Methods: Coagulation tests were performed on the patients to detect the fibrinogen concentration. Whole-exome sequencing (WES) and Sanger sequencing were employed to detect the novel mutation. Recombinant fibrinogen-producing Chinese hamster ovary (CHO) cell lines were built to examine the recombinant fibrinogen synthesis and secretion by western blotting and enzyme-linked immunosorbent assay (ELISA). The functional analysis of fibrinogen was performed by thrombin-catalyzed fibrin polymerization assay. In silico molecular analyses were carried out to elucidate the potential molecular mechanisms.

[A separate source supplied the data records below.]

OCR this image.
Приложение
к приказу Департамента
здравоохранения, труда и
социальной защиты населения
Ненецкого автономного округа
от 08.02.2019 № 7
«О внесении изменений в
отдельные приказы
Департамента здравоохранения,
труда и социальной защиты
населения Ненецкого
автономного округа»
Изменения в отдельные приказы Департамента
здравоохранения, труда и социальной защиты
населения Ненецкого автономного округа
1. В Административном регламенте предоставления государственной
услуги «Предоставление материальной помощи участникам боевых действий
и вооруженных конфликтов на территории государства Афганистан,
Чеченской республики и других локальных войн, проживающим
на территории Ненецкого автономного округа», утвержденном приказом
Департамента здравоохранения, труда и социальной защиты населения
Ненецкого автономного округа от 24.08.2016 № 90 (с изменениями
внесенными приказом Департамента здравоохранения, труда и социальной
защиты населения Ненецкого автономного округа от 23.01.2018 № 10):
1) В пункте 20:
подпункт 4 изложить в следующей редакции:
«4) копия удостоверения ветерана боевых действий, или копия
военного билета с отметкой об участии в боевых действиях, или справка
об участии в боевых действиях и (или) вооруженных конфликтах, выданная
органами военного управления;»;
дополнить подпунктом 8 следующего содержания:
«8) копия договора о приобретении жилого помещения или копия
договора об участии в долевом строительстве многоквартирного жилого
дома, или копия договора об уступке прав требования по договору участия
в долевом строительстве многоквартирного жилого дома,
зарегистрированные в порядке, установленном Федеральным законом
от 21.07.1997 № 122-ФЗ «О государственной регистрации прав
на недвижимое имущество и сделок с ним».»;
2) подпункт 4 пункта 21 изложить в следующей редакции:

Results: The clinical manifestations, medical history, and laboratory tests indicated the diagnosis of hypodysfibrinogenemia with bleeding phenotype in two patients. The WES and Sanger sequencing revealed that they shared the same heterozygous missense mutation, FGG c.1168G > T. In the expression studies and functional analysis, the missense mutation impaired the recombinant fibrinogen's synthesis, secretion, and polymerization. Furthermore, the in silico analyses indicated novel mutation led to the hydrogen bond substitution.

Conclusion: The study highlighted that the novel heterozygous missense mutation, FGG c.1168G > T, would change the protein secondary structure, impair the "A: a" interaction, and consequently deteriorate the fibrinogen synthesis, secretion, and polymerization.